Туда сюда обратно
Не один из прочитавших сборник эссе этого известного российского автора, воскликнет, словно герой советского фильма: «На его месте должен быть я!». Имея в виду, что подобную книгу мог бы написать каждый, кто любить и умеет путешествовать с пользой и дружить с языком. Который, если ответить цитатой из упомянутой картины («напьешься — будешь») порой заплетается от избытка чувств, но это, словно в новой книге Александра Иличевского «Справа налево», никогда не мешает, скажем, зрению. Кстати, главы в книге так и называются — «Зрение», «Слух», «Осязание», «Память» — напоминая о «вспомогательных» органах и чувствах, когда не выходит домахать мысль руками. То есть, конечно же, изложить понятным для многих непонимающих языком.

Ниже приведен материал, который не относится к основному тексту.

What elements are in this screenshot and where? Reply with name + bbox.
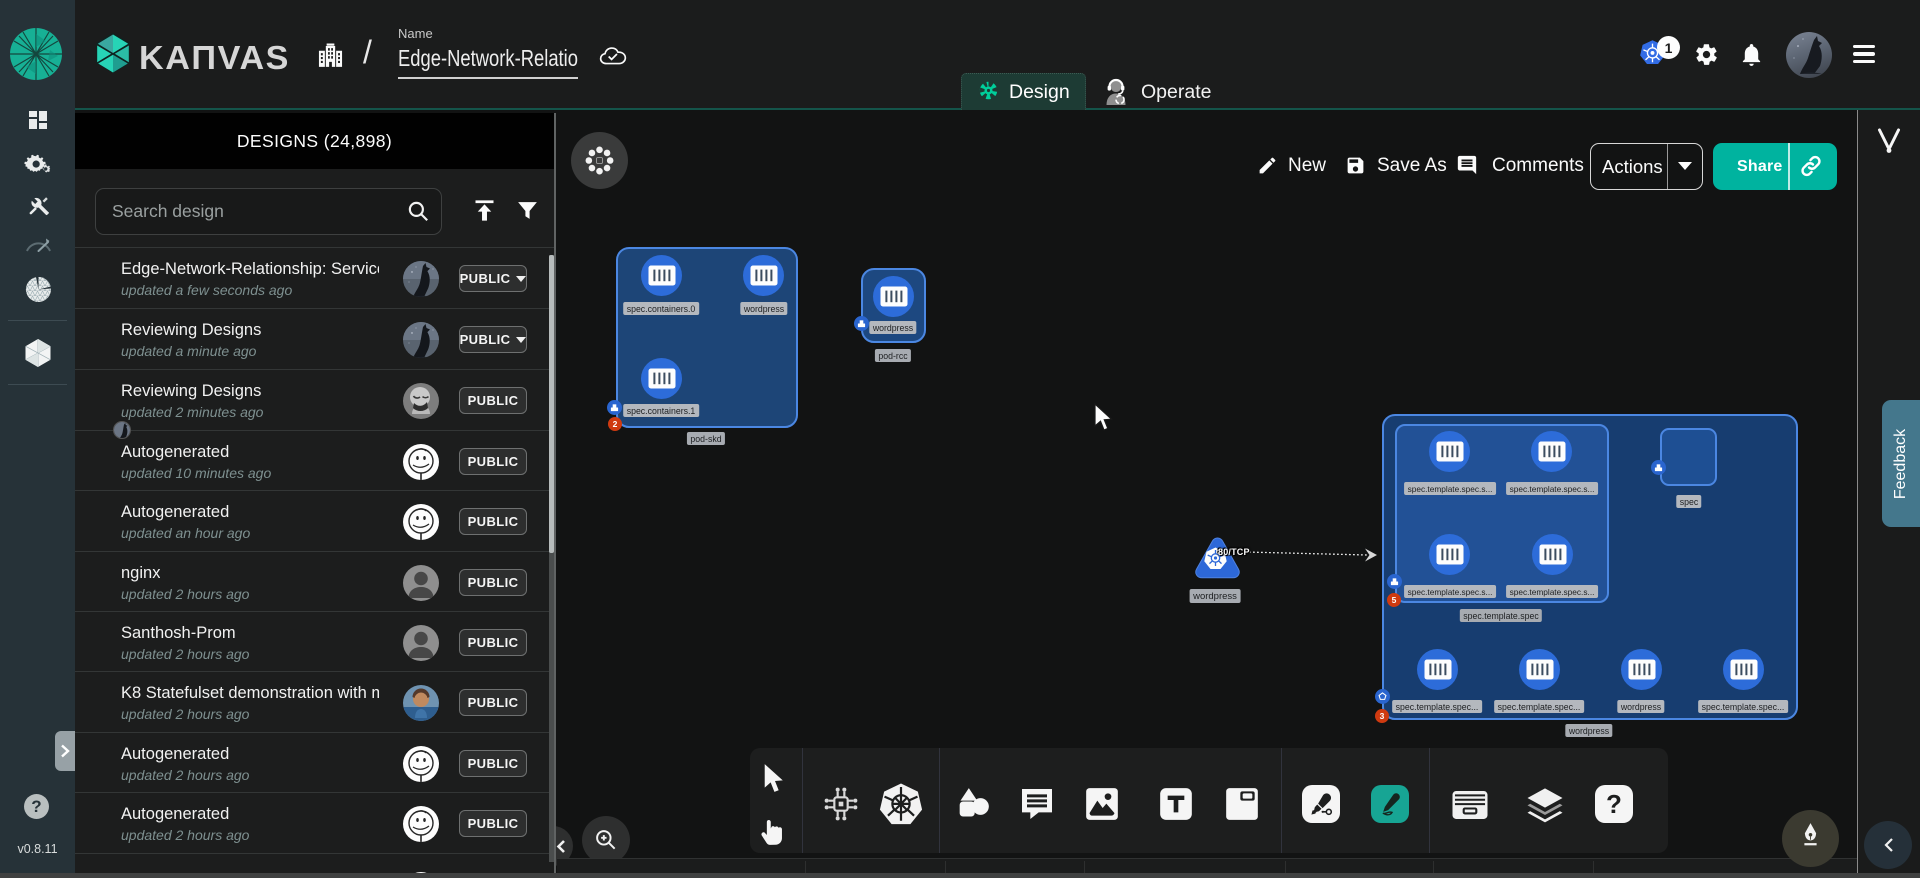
svg-text:KAΠVAS: KAΠVAS bbox=[139, 39, 290, 76]
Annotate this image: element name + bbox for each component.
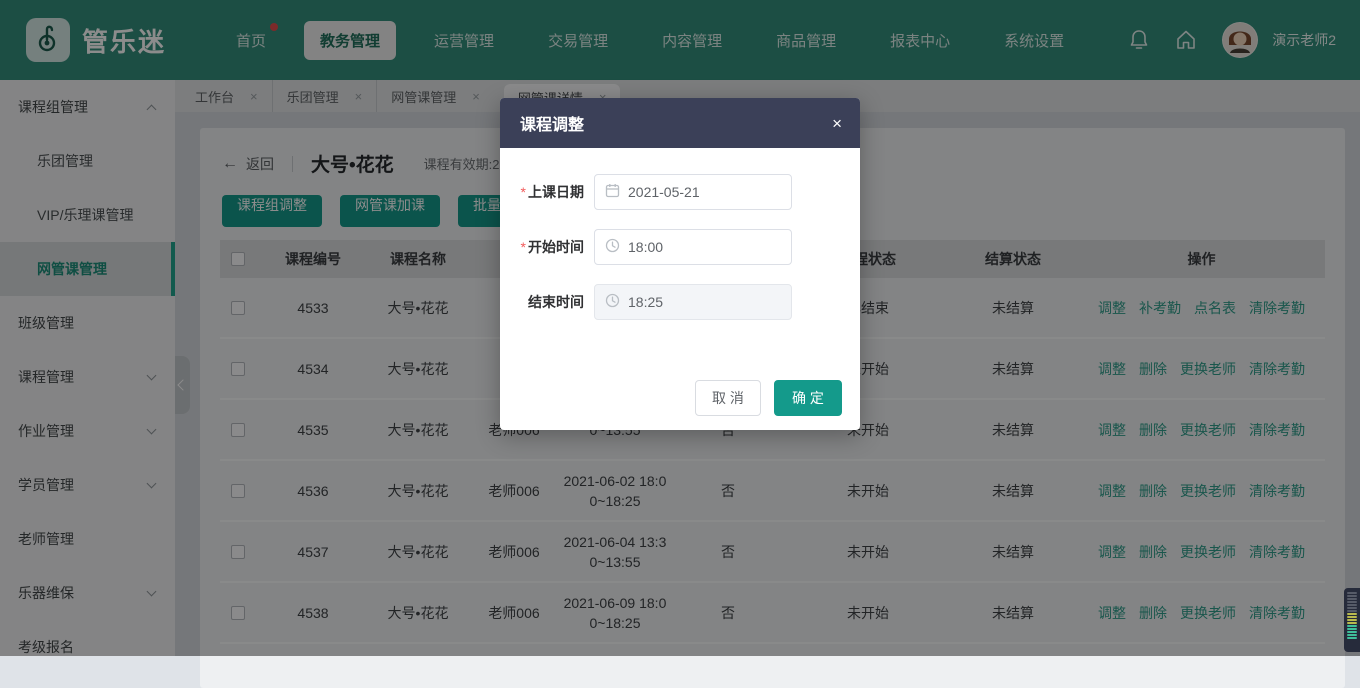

И речь даже не в калашном ряде, куда не стоит ломиться со своим дозиметром. Хотя, в прозе у Иличевского всегда пили и пьют регулярно, а на кухне у того, кто «должен быть на его месте» — периодически. И пускай, конечно, всех роднит общая национальная тема, но если кухонную интеллигенцию она тянет в семейную Прагу, то Иличевского — в село Козиевка Краснокутского района Харьковской области, откуда родом его прадед, чудом избежавший погромов. «Возраст с коньяком обходится примерно так же, как с человеком, — он его насыщает вдумчивостью, — отвлекается автор на придорожную дегустацию. — Молодой коньяк рьян и слегка дерет гортань, в то время как двадцатилетний, слегка маслянистый на вкус и вид, тихо распускается в груди жаркой розой».
И если уж речь о вкусах, то раствор в сборнике эссе у Иличевского весьма насыщенный, здесь почти в каждой пересеченной местности обязательно живет литература. Отрезвляющая почище любого запаха на кухне. И даже если она там давно не живет, все равно надо постоять, и все. Не верите? Поезжайте в Харьков и спросите. «Когда-то в Харькове целый день разыскивал здание ЧК, из окон которого, по описанию Велимира Хлебникова, сбрасывали трупы прямо в овраг, — вспоминает автор. — Внизу дежурили китайцы, похоронная команда. Потом, пишет Виктор Шкловский, НЭП закончился, и китайцы, которых в те времена по всей стране было множество, — необъяснимо, разом куда-то все пропали. По ходу поисков зашел в пустой планетарий — величественное здание, бывшая синагога. Закончился день тем, что я встал перед окнами квартиры, откуда Александра Введенского увели чекисты. Стоял и думал. О чем? Да ни о чем. О том, что пришли, постучали, увели: он сделал несколько шагов последних по панели этой неширокой тенистой улицы. И всё».
Но это в Харькове, хотя в
Читатель же обязательно заметит, что после более-менее фигурной иноходи нескольких знаковых романов у Иличевского случился неожиданный, как сказал бы Остап Бендер, галоп в сторону сборника эссе. Кажется, не первого? Если честно, подобный сбой ритма случается у многих. У того же автора «Справа налево» не так давно были вполне проходные «Орфики» про 90-е, по художественной ценности сопоставимые лишь с «Мультиками» Михаила Елизарова о том же лихом периоде, но ничто не предвещало именно такого исхода. Наверное, это своеобразная передышка, что в принципе понятно, но читатель, не подозревая подвоха, верит в благое продолжение сериала о любви с романом. А тут, представьте, остановка в пустыне, то бишь публицистика в пути. Но дело, как оказалось, того стоит, ведь пишет-то автор в данном случае «из себя», и каждая из главок его сборника напоминает конспект романа, то есть, вполне может развиться, словно саркома, в сладкую блажь будущего большого текста.
А еще, оказывается, все дело в том, что «у нас есть особенный, «вшитый» в структуру нашего мозга алгоритм восприятия ландшафта», — узнаем мы, петляя страницами книги. В частности, у Иличевского это, конечно же, литературоцентризм. У него даже главы порой начинаются, как у верного певца эмиграции Александра Гениса: «Я не то что не люблю Лос-Анджелес, я его остерегаюсь».
Итак, Питер и Чукотка, Ташкент и Москва — везде автор как дома, всюду подмечает родные детали. Родные не по крови, а по железнодорожной воде путешествующего литератора, для которого любое лыко в строку, пускай даже оброненное до него прочими странствующими иноверцами десятки и сотни лет назад. Кстати, все эти местные реалии живут порой лишь в таких вот книжках, поскольку наяву все о них давно забыли и проходят мимо. Справа, скажем, налево, особо не приближаясь. И дело даже не в названии сборника, в котором автор вспомнил о способе постижения родного иврита, а в мерной поступи удаляющегося инока, смолоду уставшего путника и заодно уж залетного корреспондента, читающего мир по диагонали.